The income derived from online advertising is set to overtake it’s TV equivalent
The income produced from online advertising is set to eclipse its TV cousin. The recent report that online marketing has outstripped that of conventional medium including the TV indicates a free advert for SEO Company. The figures unveil a growing trend toward online advertising with £1.752 billion spent online verses only £1.639 billion on TV. One explanation for this could be the broad range of mediums included in the online statistics, these were made up of email campaigns, classified adverts, online ads and search marketing methods. These statistics come as a surprise to conventional media such as newspapers, radio and television, who have been under pressure from poor profits and shrinking audiences ever since the onset of the digital revolution and more recently, the recession.
Of course the largest spenders on online ads were the technology organisations who rule the online world with a 19% market share, ensuring that they achieve the best Search Engine Placement positioning. These were followed by the telecom, finance, and entertainment industries. Critical to success were the ever present banner ads which were touted as meeting and even surpassing analogous advertising campaigns on the TV.
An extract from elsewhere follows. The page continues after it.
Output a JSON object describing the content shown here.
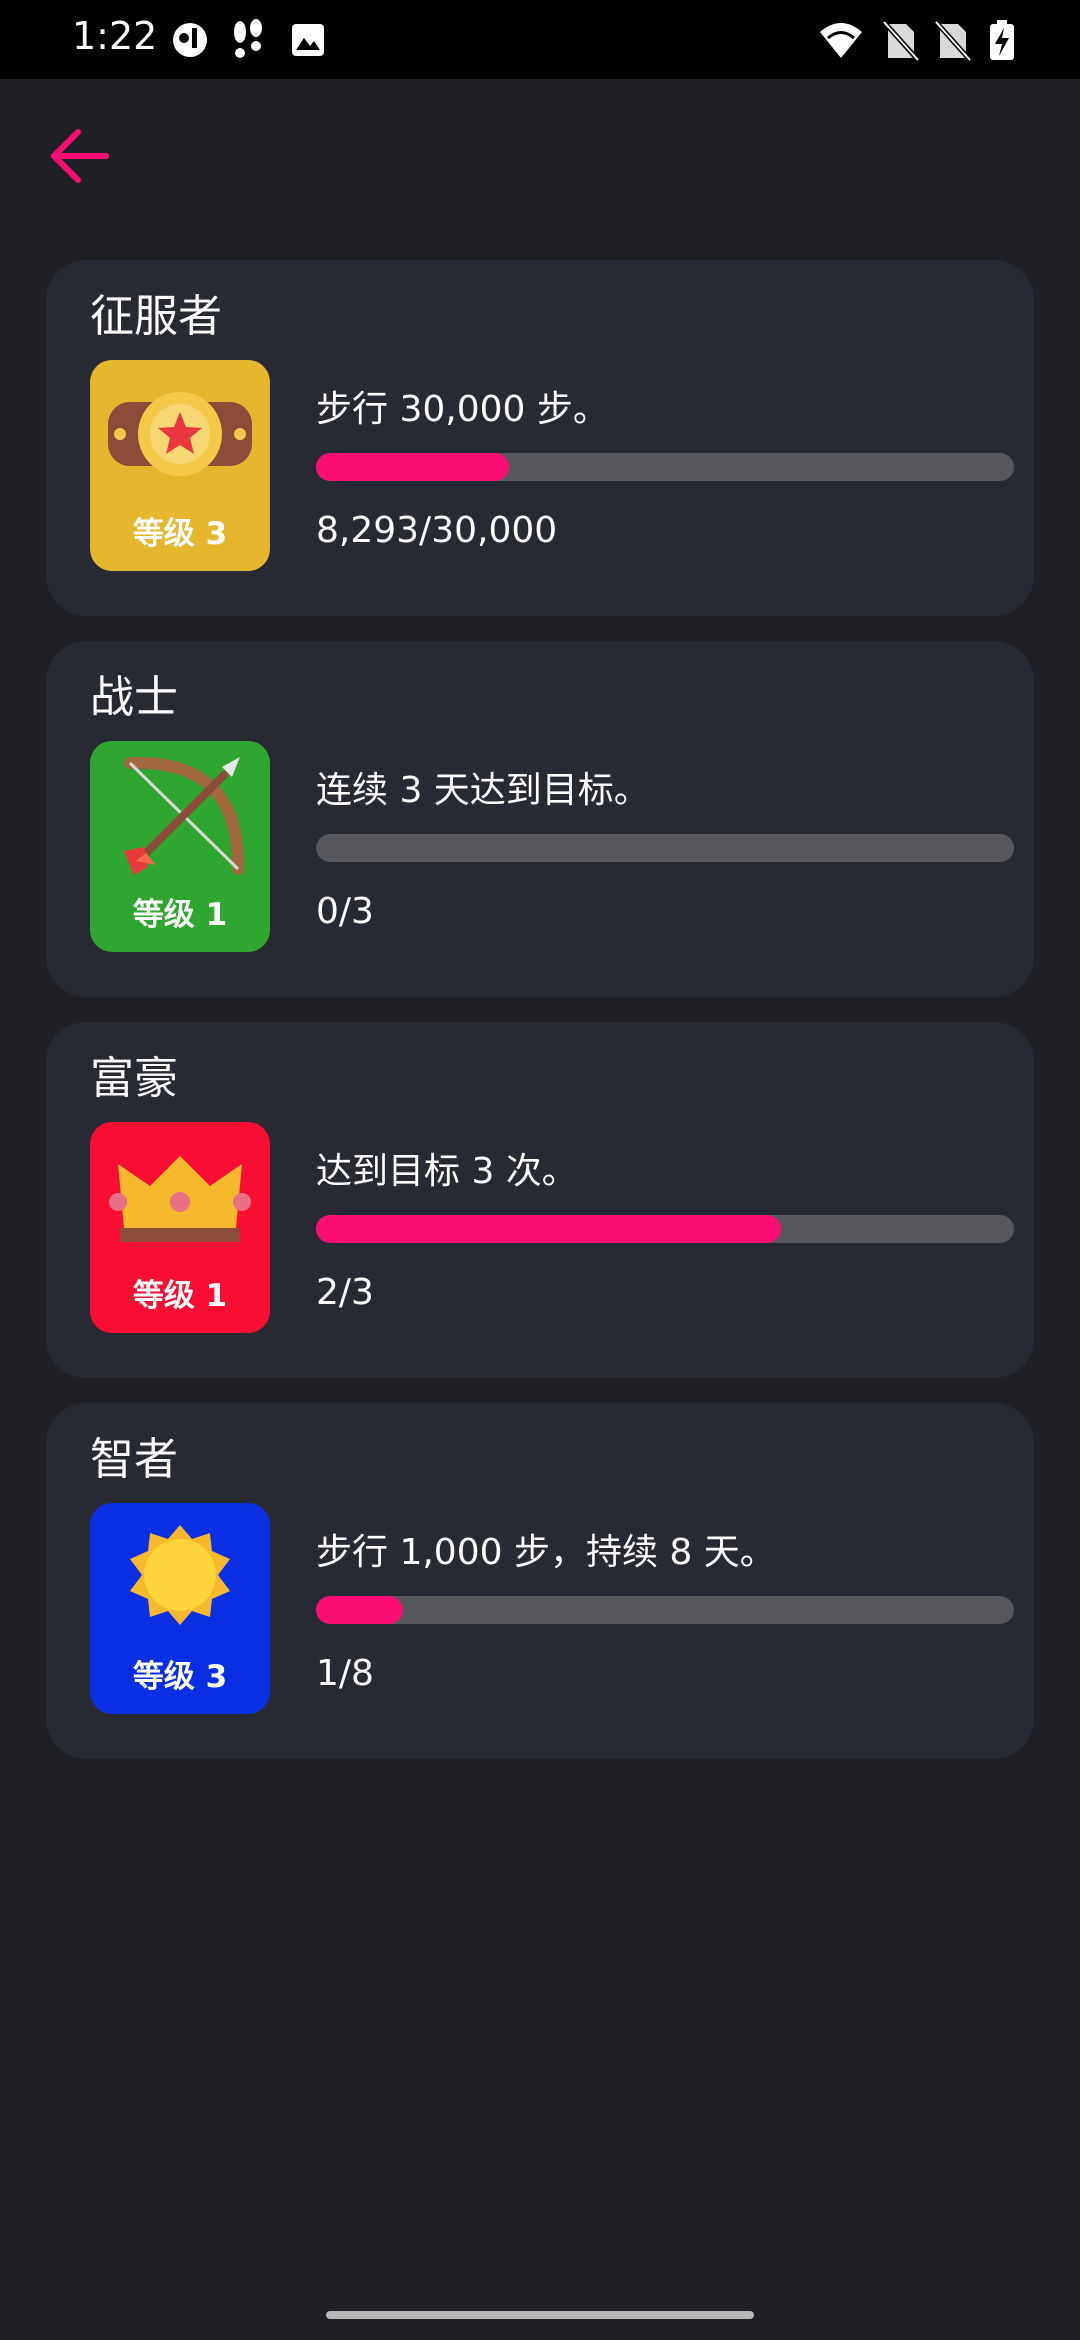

Advertisers are especially keen to extol the benefits of Online Marketing basically due to the various statistics which can be recorded and analysed as part of the campaign. These widespread studies can consist of vast panoply of custom metrics some of which can be used to guage the degree of impact an ad has on its intended audience directly. This is in bold contrast to other forms of old fashioned advertising where the ads impact must be judged rather subjectively.
Another reason for the phenomenal success of online advertising is the sheer scope for interactivity and fun. Games and entertainment can be seamlessly meshed with carefully crafted marketing campaigns. Especially good ones can become fully fledge cultural memes, broadcasting out to millions as people use email and social networking sites to spread the word. Furthermore the competitive online market place can be a magnet for a higher number of people during times of economic adversity as people flock online to search out bargains. All of these explanations, sited above, have been due in a large part to the profusion of cheap and affordable broadband packages which have begun to saturate the market. These supply the necessary speed and bandwidth to watch videos in real time and persuade people to spend more time online.
However a note of caution has been sounded by dissenting voices in traditional TV and print media stating the study is flawed principally due to unfair comparisons. As discussed before the online boom embraces a whole array of different processes to market to the public whereas TV, radio and print are tied to a single outlet. Further more the study failed to explore the synergistic and symbiotic implications of combining ads across a blend of these platforms.